Let us know what you think and join the conversation at the bottom of this article
Recent conversations about the dangers of concussion to footballers has got me wondering.
As long as I can recall, my concept of time has been different to most of the people around me. While they can happily reel off the year things happened, a holiday in such-and-such a place perhaps, the year the left school or university, or even the year a loved one died, I have very little ability remember years and place events in a chronological order. My memory just doesn't work that way.
So, while I do remember the big things in life, just don't ask me when they happened, it could have been yesterday or a decade ago.
I've also lost track of the number of times I've said to a pal, "Oh, I saw that when it came to town years ago," and they've replied, "I know, I was with you." For some reason, I just don't retain that detail.
As an interviewer, that can be awkward. Having interviewed many personalities over the years, it wouldn't be the first time that while interviewing someone for the first time, I’ve suddenly realised it's actually the second. I now dread hearing, "Oh, we chatted about this last time."

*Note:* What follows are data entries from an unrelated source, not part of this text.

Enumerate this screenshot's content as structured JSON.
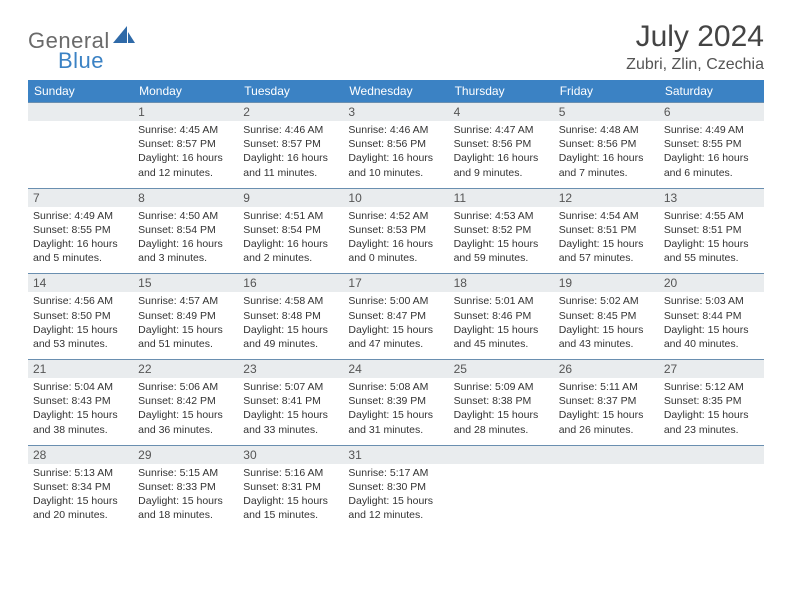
{
  "brand": {
    "word1": "General",
    "word2": "Blue"
  },
  "header": {
    "title": "July 2024",
    "location": "Zubri, Zlin, Czechia"
  },
  "colors": {
    "header_bg": "#3b82c4",
    "header_text": "#ffffff",
    "daynum_bg": "#e9ecee",
    "row_border": "#6a8fb0",
    "body_text": "#333333",
    "title_text": "#444444"
  },
  "columns": [
    "Sunday",
    "Monday",
    "Tuesday",
    "Wednesday",
    "Thursday",
    "Friday",
    "Saturday"
  ],
  "weeks": [
    [
      {
        "blank": true
      },
      {
        "n": "1",
        "sunrise": "4:45 AM",
        "sunset": "8:57 PM",
        "daylight": "16 hours and 12 minutes."
      },
      {
        "n": "2",
        "sunrise": "4:46 AM",
        "sunset": "8:57 PM",
        "daylight": "16 hours and 11 minutes."
      },
      {
        "n": "3",
        "sunrise": "4:46 AM",
        "sunset": "8:56 PM",
        "daylight": "16 hours and 10 minutes."
      },
      {
        "n": "4",
        "sunrise": "4:47 AM",
        "sunset": "8:56 PM",
        "daylight": "16 hours and 9 minutes."
      },
      {
        "n": "5",
        "sunrise": "4:48 AM",
        "sunset": "8:56 PM",
        "daylight": "16 hours and 7 minutes."
      },
      {
        "n": "6",
        "sunrise": "4:49 AM",
        "sunset": "8:55 PM",
        "daylight": "16 hours and 6 minutes."
      }
    ],
    [
      {
        "n": "7",
        "sunrise": "4:49 AM",
        "sunset": "8:55 PM",
        "daylight": "16 hours and 5 minutes."
      },
      {
        "n": "8",
        "sunrise": "4:50 AM",
        "sunset": "8:54 PM",
        "daylight": "16 hours and 3 minutes."
      },
      {
        "n": "9",
        "sunrise": "4:51 AM",
        "sunset": "8:54 PM",
        "daylight": "16 hours and 2 minutes."
      },
      {
        "n": "10",
        "sunrise": "4:52 AM",
        "sunset": "8:53 PM",
        "daylight": "16 hours and 0 minutes."
      },
      {
        "n": "11",
        "sunrise": "4:53 AM",
        "sunset": "8:52 PM",
        "daylight": "15 hours and 59 minutes."
      },
      {
        "n": "12",
        "sunrise": "4:54 AM",
        "sunset": "8:51 PM",
        "daylight": "15 hours and 57 minutes."
      },
      {
        "n": "13",
        "sunrise": "4:55 AM",
        "sunset": "8:51 PM",
        "daylight": "15 hours and 55 minutes."
      }
    ],
    [
      {
        "n": "14",
        "sunrise": "4:56 AM",
        "sunset": "8:50 PM",
        "daylight": "15 hours and 53 minutes."
      },
      {
        "n": "15",
        "sunrise": "4:57 AM",
        "sunset": "8:49 PM",
        "daylight": "15 hours and 51 minutes."
      },
      {
        "n": "16",
        "sunrise": "4:58 AM",
        "sunset": "8:48 PM",
        "daylight": "15 hours and 49 minutes."
      },
      {
        "n": "17",
        "sunrise": "5:00 AM",
        "sunset": "8:47 PM",
        "daylight": "15 hours and 47 minutes."
      },
      {
        "n": "18",
        "sunrise": "5:01 AM",
        "sunset": "8:46 PM",
        "daylight": "15 hours and 45 minutes."
      },
      {
        "n": "19",
        "sunrise": "5:02 AM",
        "sunset": "8:45 PM",
        "daylight": "15 hours and 43 minutes."
      },
      {
        "n": "20",
        "sunrise": "5:03 AM",
        "sunset": "8:44 PM",
        "daylight": "15 hours and 40 minutes."
      }
    ],
    [
      {
        "n": "21",
        "sunrise": "5:04 AM",
        "sunset": "8:43 PM",
        "daylight": "15 hours and 38 minutes."
      },
      {
        "n": "22",
        "sunrise": "5:06 AM",
        "sunset": "8:42 PM",
        "daylight": "15 hours and 36 minutes."
      },
      {
        "n": "23",
        "sunrise": "5:07 AM",
        "sunset": "8:41 PM",
        "daylight": "15 hours and 33 minutes."
      },
      {
        "n": "24",
        "sunrise": "5:08 AM",
        "sunset": "8:39 PM",
        "daylight": "15 hours and 31 minutes."
      },
      {
        "n": "25",
        "sunrise": "5:09 AM",
        "sunset": "8:38 PM",
        "daylight": "15 hours and 28 minutes."
      },
      {
        "n": "26",
        "sunrise": "5:11 AM",
        "sunset": "8:37 PM",
        "daylight": "15 hours and 26 minutes."
      },
      {
        "n": "27",
        "sunrise": "5:12 AM",
        "sunset": "8:35 PM",
        "daylight": "15 hours and 23 minutes."
      }
    ],
    [
      {
        "n": "28",
        "sunrise": "5:13 AM",
        "sunset": "8:34 PM",
        "daylight": "15 hours and 20 minutes."
      },
      {
        "n": "29",
        "sunrise": "5:15 AM",
        "sunset": "8:33 PM",
        "daylight": "15 hours and 18 minutes."
      },
      {
        "n": "30",
        "sunrise": "5:16 AM",
        "sunset": "8:31 PM",
        "daylight": "15 hours and 15 minutes."
      },
      {
        "n": "31",
        "sunrise": "5:17 AM",
        "sunset": "8:30 PM",
        "daylight": "15 hours and 12 minutes."
      },
      {
        "blank": true
      },
      {
        "blank": true
      },
      {
        "blank": true
      }
    ]
  ],
  "labels": {
    "sunrise": "Sunrise: ",
    "sunset": "Sunset: ",
    "daylight": "Daylight: "
  }
}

Not that my idiosyncratic memory worries me. It has always been as it is so I know no different, although the concussion debate has started me thinking.
Around 10-years-old, I suffered a severe concussion. It was back in the days when school gym halls doubled as dinner halls, folded tables stacked around the walls outside lunchtimes.
There was warm up we did at gym. Split into two teams, everyone sat in a circle and was given a number, when your number was called, the two with that number raced around the circle back to their place. When it was my turn, I tripped over the leg of a table… The next thing I knew it was three hours later and I was back at my desk with a worried teacher staring into my face, saying my name over and over again.
Immediately, my folks were called and I was dispatched to Leith Hospital's A&E (it was that long ago), After hours of observation I was allowed home on condition my mother didn’t let me sleep for 12 hours.
To this day I still have that blank three hours. I'm told I finished the PE class as if nothing had happened. Got changed - my random memory has just recalled that the boys’ changing room was where the trading of cinnamon sticks took place (smoking them was a thing) - and returned to my desk. It was my glazed stare that alerted the teacher all was not right.
I wonder now if that knock did more damage that was realised. I'll probably never know.
On the bright side, if I leave it a year or two, I can re-read books and re-watch films and not have a clue what's going to happen next.